4.4. Gradient Boosting and XGBoost Accuracy, F1 Score, Loss

In this study, gradient boosting and XGBoost models were utilized to solve the multi-class classification problem, and their performance was analyzed based on accuracy, F1 score, log loss, and the confusion matrix. The classification accuracy of both models is illustrated in Figure 8, providing a visual comparison of their predictive performance. The gradient boosting model achieved a test accuracy of 86.22%, demonstrating high classification performance. The F1 score was 0.8635, indicating a well-balanced trade-off between precision and recall.
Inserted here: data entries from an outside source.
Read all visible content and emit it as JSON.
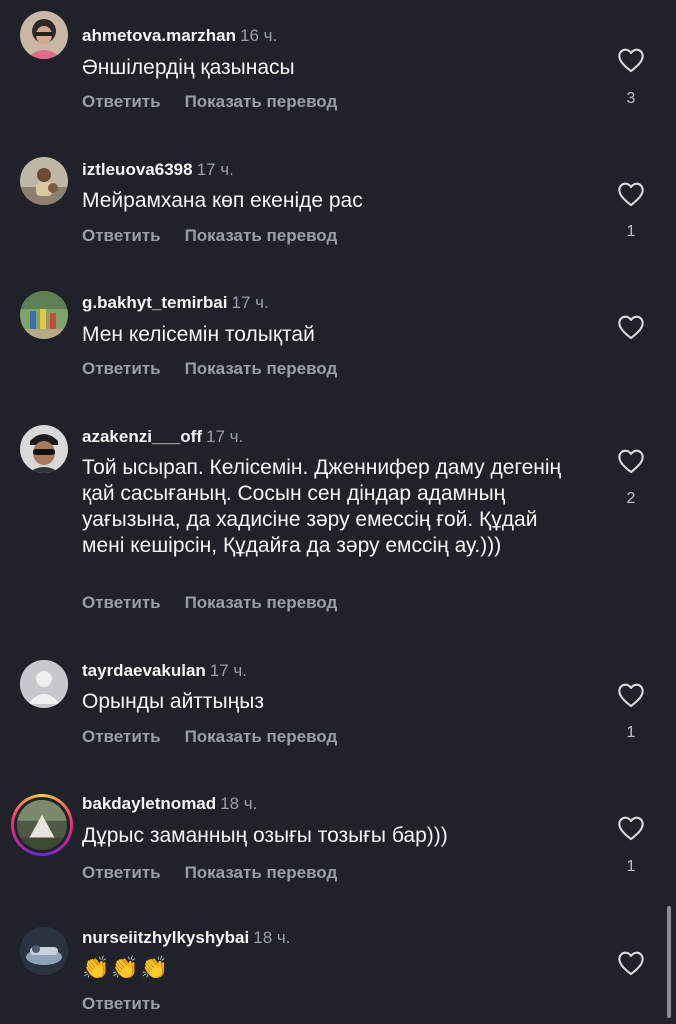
{
  "ui": {
    "reply_label": "Ответить",
    "translate_label": "Показать перевод"
  },
  "comments": [
    {
      "username": "ahmetova.marzhan",
      "time": "16 ч.",
      "text": "Әншілердің қазынасы",
      "likes": "3"
    },
    {
      "username": "iztleuova6398",
      "time": "17 ч.",
      "text": "Мейрамхана көп екеніде рас",
      "likes": "1"
    },
    {
      "username": "g.bakhyt_temirbai",
      "time": "17 ч.",
      "text": "Мен келісемін толықтай",
      "likes": ""
    },
    {
      "username": "azakenzi___off",
      "time": "17 ч.",
      "text": "Той ысырап. Келісемін. Дженнифер даму дегенің қай сасығаның. Сосын сен діндар адамның уағызына, да хадисіне зәру емессің ғой. Құдай мені кешірсін, Құдайға да зәру емссің ау.)))",
      "likes": "2"
    },
    {
      "username": "tayrdaevakulan",
      "time": "17 ч.",
      "text": "Орынды айттыңыз",
      "likes": "1"
    },
    {
      "username": "bakdayletnomad",
      "time": "18 ч.",
      "text": "Дұрыс заманның озығы тозығы бар)))",
      "likes": "1"
    },
    {
      "username": "nurseiitzhylkyshybai",
      "time": "18 ч.",
      "text": "👏👏👏",
      "likes": ""
    }
  ],
  "icons": {
    "like": "heart-outline-icon",
    "default_avatar": "person-placeholder-icon"
  },
  "colors": {
    "background": "#1f2228",
    "primary_text": "#f5f5f5",
    "secondary_text": "#9a9ea6"
  }
}
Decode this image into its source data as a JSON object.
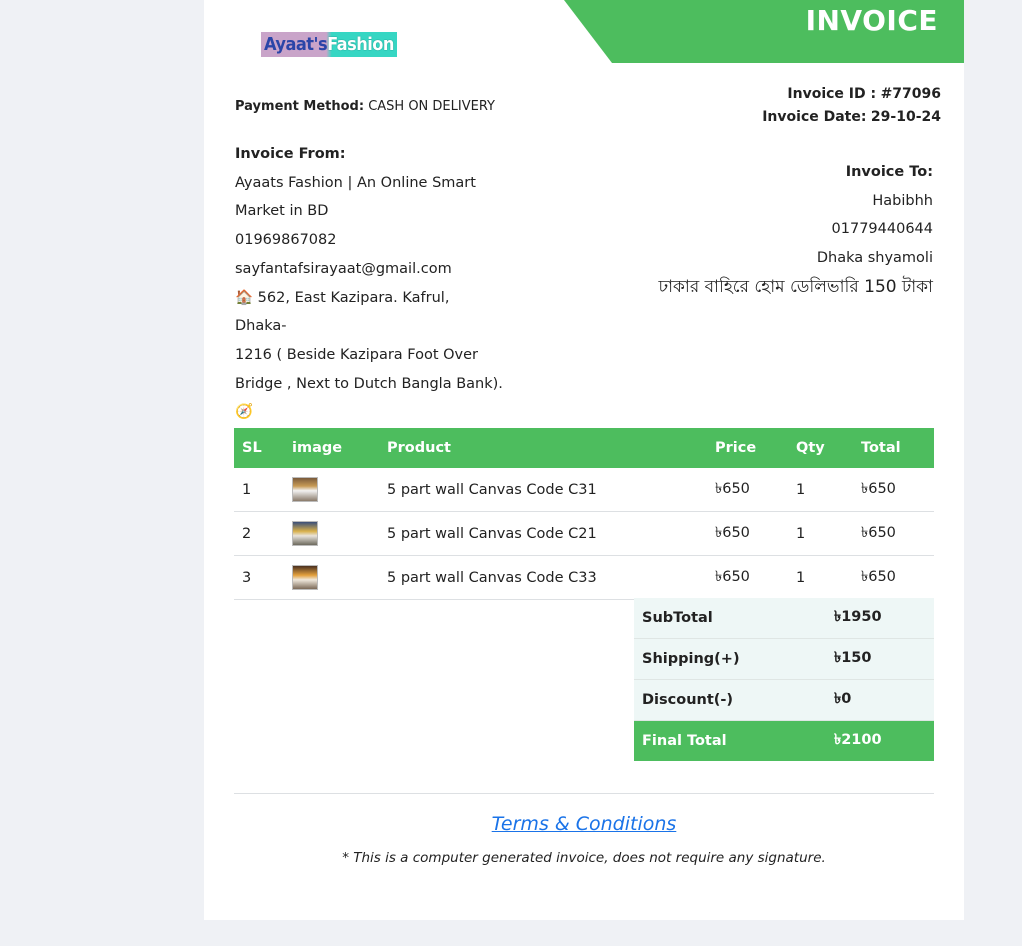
{
  "header": {
    "title": "INVOICE",
    "logo_part1": "Ayaat's",
    "logo_part2": "Fashion"
  },
  "payment": {
    "label": "Payment Method:",
    "value": "CASH ON DELIVERY"
  },
  "invoice": {
    "id_label": "Invoice ID :",
    "id_value": "#77096",
    "date_label": "Invoice Date:",
    "date_value": "29-10-24"
  },
  "from": {
    "heading": "Invoice From:",
    "company_line1": "Ayaats Fashion | An Online Smart",
    "company_line2": "Market in BD",
    "phone": "01969867082",
    "email": "sayfantafsirayaat@gmail.com",
    "address_line1": "562, East Kazipara. Kafrul, Dhaka-",
    "address_line2": "1216 ( Beside Kazipara Foot Over",
    "address_line3": "Bridge , Next to Dutch Bangla Bank).",
    "house_icon": "🏠",
    "compass_icon": "🧭"
  },
  "to": {
    "heading": "Invoice To:",
    "name": "Habibhh",
    "phone": "01779440644",
    "address": "Dhaka shyamoli",
    "note": "ঢাকার বাহিরে হোম ডেলিভারি 150 টাকা"
  },
  "table": {
    "columns": [
      "SL",
      "image",
      "Product",
      "Price",
      "Qty",
      "Total"
    ],
    "rows": [
      {
        "sl": "1",
        "product": "5 part wall Canvas Code C31",
        "price": "৳650",
        "qty": "1",
        "total": "৳650"
      },
      {
        "sl": "2",
        "product": "5 part wall Canvas Code C21",
        "price": "৳650",
        "qty": "1",
        "total": "৳650"
      },
      {
        "sl": "3",
        "product": "5 part wall Canvas Code C33",
        "price": "৳650",
        "qty": "1",
        "total": "৳650"
      }
    ]
  },
  "totals": {
    "subtotal_label": "SubTotal",
    "subtotal_value": "৳1950",
    "shipping_label": "Shipping(+)",
    "shipping_value": "৳150",
    "discount_label": "Discount(-)",
    "discount_value": "৳0",
    "final_label": "Final Total",
    "final_value": "৳2100"
  },
  "footer": {
    "terms": "Terms & Conditions",
    "note": "* This is a computer generated invoice, does not require any signature."
  },
  "colors": {
    "accent": "#4dbd5e",
    "link": "#1a73e8",
    "totals_bg": "#eef7f6"
  }
}
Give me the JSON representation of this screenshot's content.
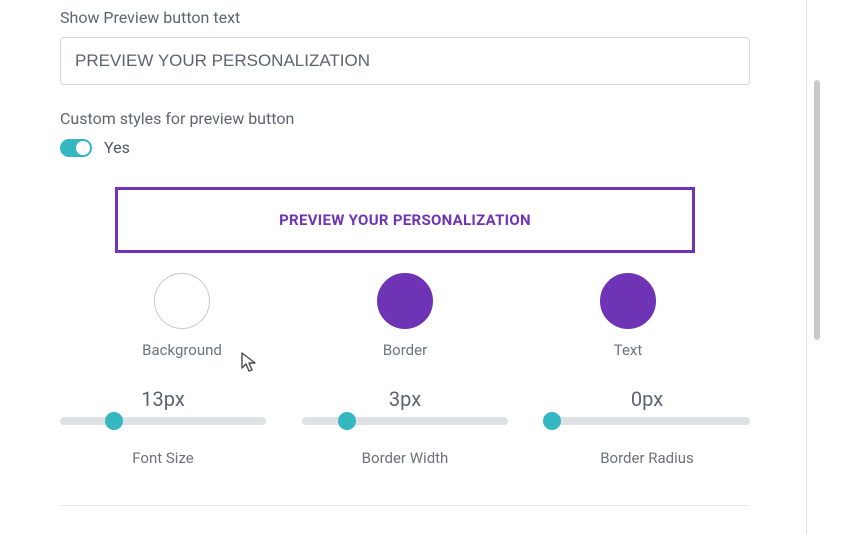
{
  "labels": {
    "preview_text_field": "Show Preview button text",
    "custom_styles": "Custom styles for preview button",
    "toggle_value": "Yes"
  },
  "preview_text_value": "PREVIEW YOUR PERSONALIZATION",
  "preview_button_text": "PREVIEW YOUR PERSONALIZATION",
  "colors": {
    "background": "#ffffff",
    "border": "#6f33b5",
    "text": "#6f33b5"
  },
  "color_labels": {
    "background": "Background",
    "border": "Border",
    "text": "Text"
  },
  "sliders": {
    "font_size": {
      "value": 13,
      "display": "13px",
      "label": "Font Size",
      "percent": 26
    },
    "border_width": {
      "value": 3,
      "display": "3px",
      "label": "Border Width",
      "percent": 22
    },
    "border_radius": {
      "value": 0,
      "display": "0px",
      "label": "Border Radius",
      "percent": 4
    }
  },
  "toggle_on": true
}
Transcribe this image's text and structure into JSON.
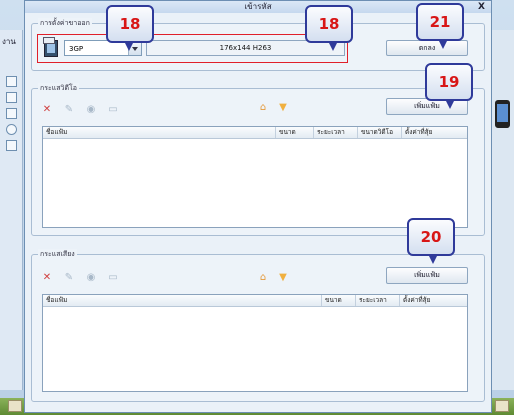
{
  "dialog": {
    "title": "เข้ารหัส",
    "close_glyph": "X"
  },
  "background": {
    "left_label": "งาน"
  },
  "output_group": {
    "label": "การตั้งค่าขาออก",
    "format_value": "3GP",
    "resolution_value": "176x144 H263",
    "ok_label": "ตกลง"
  },
  "video_group": {
    "label": "กระแสวิดีโอ",
    "add_file_label": "เพิ่มแฟ้ม",
    "columns": [
      "ชื่อแฟ้ม",
      "ขนาด",
      "ระยะเวลา",
      "ขนาดวิดีโอ",
      "ตั้งค่าที่สุ้ย"
    ]
  },
  "audio_group": {
    "label": "กระแสเสียง",
    "add_file_label": "เพิ่มแฟ้ม",
    "columns": [
      "ชื่อแฟ้ม",
      "ขนาด",
      "ระยะเวลา",
      "ตั้งค่าที่สุ้ย"
    ]
  },
  "callouts": {
    "c1": "18",
    "c2": "18",
    "c3": "21",
    "c4": "19",
    "c5": "20"
  },
  "icons": {
    "delete": "x-icon",
    "clear": "clear-icon",
    "settings": "settings-icon",
    "info": "info-icon",
    "move_up": "home-arrow-icon",
    "move_down": "down-arrow-icon"
  },
  "colors": {
    "callout_border": "#2f3a9a",
    "callout_text": "#d81616",
    "highlight": "#e0202a"
  }
}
The log loss was 0.3083, suggesting a small difference between the predicted probability distribution and the actual labels. These results indicate that gradient boosting provided a stable overall performance. On the other hand, the XGBoost model achieved a test accuracy of 86.04%, which was slightly lower than gradient boosting. However, the F1 score was 0.8619, outperforming gradient boosting in terms of balanced class performance. The log loss, shown in Figure 9, was 0.3056, similar to that of gradient boosting, further demonstrating its effectiveness in reducing inter-class confusion.

Gradient Boosting and XGBoost Confusion Matrix

In this study, gradient boosting and XGBoost models were utilized to address the multi-class classification problem, with their performance compared using a confusion matrix, as shown in Figure 10. For the gradient boosting model, class 0 achieved 687 true positives (TPs), demonstrating strong classification performance, with 51 false positives (FPs) (48 + 3), indicating a relatively low misclassification rate. Class 1 recorded 625 TPs, but 113 FPs (19 + 94) and 19 false negatives (FNs), suggested misclassification between class 1 and class 2. In class 2, the model achieved 597 TPs, but 141 FNs, a relatively high value, suggesting that class 2 significantly overlapped with other classes.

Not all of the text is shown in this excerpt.